Slaughtered Ox, also known as Flayed Ox, Side of Beef, or Carcass of Beef, is a 1655 oil on beech panel still life painting by Rembrandt. It has been in the collection of the Louvre in Paris since 1857. A similar painting is in Kelvingrove Art Gallery and Museum, Glasgow, possibly by Rembrandt himself but probably by one of his pupils, perhaps Fabritius. Other similar paintings by Rembrandt or more likely his circle are held by museums in Budapest and Philadelphia.
The work follows in a tradition of artworks showing butchery, for example Pieter Aertsen's A Meat Stall with the Holy Family Giving Alms (1551) and Annibale Carracci's Butcher's Shop (c. 1583), and perhaps more specifically Joachim Beuckelaer's Slaughtered Pig (1563). Rembrandt made a drawing of a similar scene c. 1635. Another pre-1655 painting of a slaughtered ox (the example in Edinburgh, now attributed to Rembrandt's circle but formerly to Rembrandt) was perhaps inspired by a lost earlier work by Rembrandt himself. In northern Europe, November was traditionally the time for slaughtering livestock, before winter made feed difficult to find.
The painting measures 95.5 by 68.8 centimetres (37.6 in × 27.1 in), and is signed and dated "Rembrandt f. 1655". It shows the butchered carcass of a bull or an ox, hanging in a wooden building, possibly a stable or lean-to shed. The carcass is suspended by its two rear legs, which are tied by ropes to a wooden crossbeam. The animal has been decapitated and flayed of skin and hair, the chest cavity has been stretched open and the internal organs removed, revealing a mass of flesh, fat, connective tissue, joints, bones, and ribs. The carcass is carefully coloured, and given texture by impasto. In the background, a woman appears behind a half-open door, lifting the painting from still life into a genre painting, a scene of everyday life. It is sometimes considered a vanitas or memento mori; some commentators make references to the killing of the fatted calf in the biblical story of the Prodigal Son, others directly to the Crucifixion of Jesus.

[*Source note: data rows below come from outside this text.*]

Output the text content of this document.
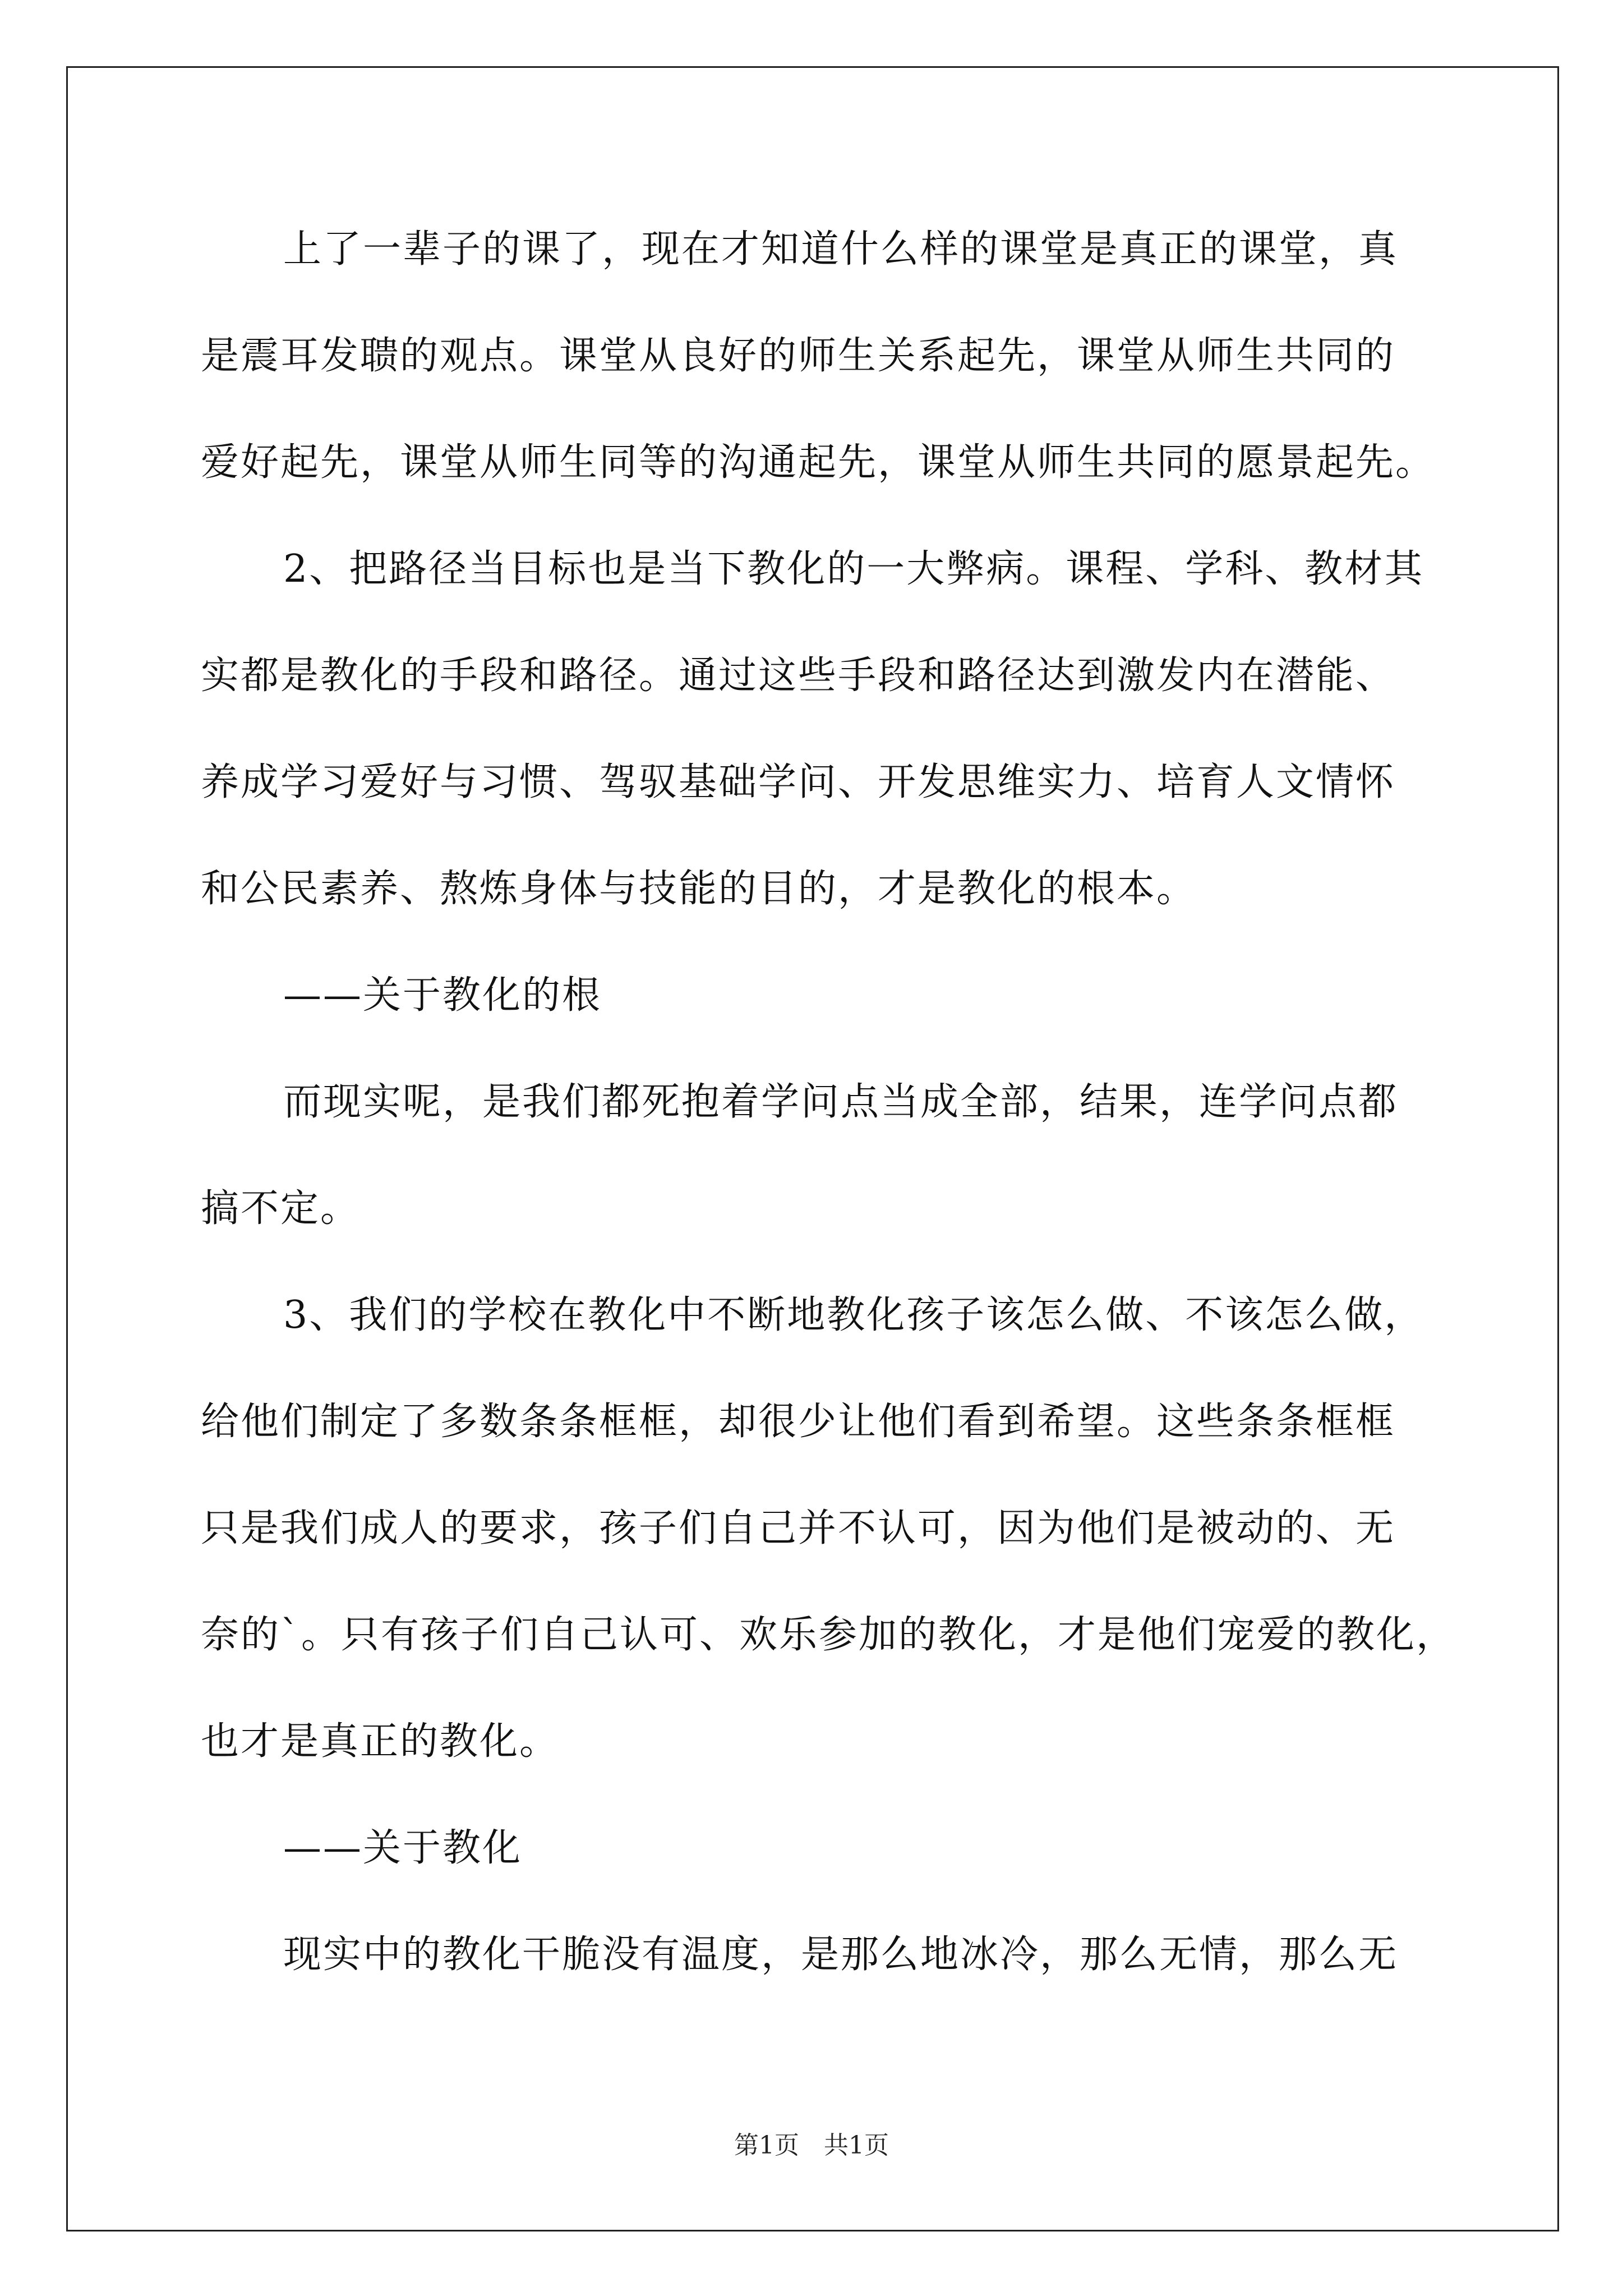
上了一辈子的课了，现在才知道什么样的课堂是真正的课堂，真
是震耳发聩的观点。课堂从良好的师生关系起先，课堂从师生共同的
爱好起先，课堂从师生同等的沟通起先，课堂从师生共同的愿景起先。
2、把路径当目标也是当下教化的一大弊病。课程、学科、教材其
实都是教化的手段和路径。通过这些手段和路径达到激发内在潜能、
养成学习爱好与习惯、驾驭基础学问、开发思维实力、培育人文情怀
和公民素养、熬炼身体与技能的目的，才是教化的根本。
——关于教化的根
而现实呢，是我们都死抱着学问点当成全部，结果，连学问点都
搞不定。
3、我们的学校在教化中不断地教化孩子该怎么做、不该怎么做，
给他们制定了多数条条框框，却很少让他们看到希望。这些条条框框
只是我们成人的要求，孩子们自己并不认可，因为他们是被动的、无
奈的`。只有孩子们自己认可、欢乐参加的教化，才是他们宠爱的教化，
也才是真正的教化。
——关于教化
现实中的教化干脆没有温度，是那么地冰冷，那么无情，那么无
第1页　共1页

The painting was possibly owned by Christoffel Hirschvogel in 1661. It was viewed by Joshua Reynolds in the collection of Pieter Locquet in Amsterdam in 1781, and later owned by Louis Viardot, who sold it to the Louvre in 1857 for 5,000 francs.
The work's muscular depiction inspired Honoré Daumier, Eugène Delacroix, a series of works by Chaïm Soutine, and Francis Bacon. Most particularly, Bacon's Figure with Meat depicts Pope Innocent X, as painted by Velazquez, accompanied by ghostly echoes of the carcass from Rembrandt's painting.
- The Carcase of an Ox, ArtUK
- van de Wetering, Ernst (2015). A Corpus of Rembrandt Paintings. Springer. pp. 551–562. ISBN 9789401791731.
- Le Boeuf écorché, Louvre
- The slaughtered ox, Rembrandt database
- A Corpus of Rembrandt Paintings V: The Small-Scale History Paintings, 2011., edited by Ernst van de Wetering, p.551-562
- Rembrandt van Rijn, 1606-1669, Carcass of Beef (Flayed Ox), 1655, Don Gray
- Bloom: Rembrandt, Red Meat, and Remembering the Flesh, Lisa Deam, The Cresset, Trinity 2007 (Vol LXX, No. 5, p 6-13)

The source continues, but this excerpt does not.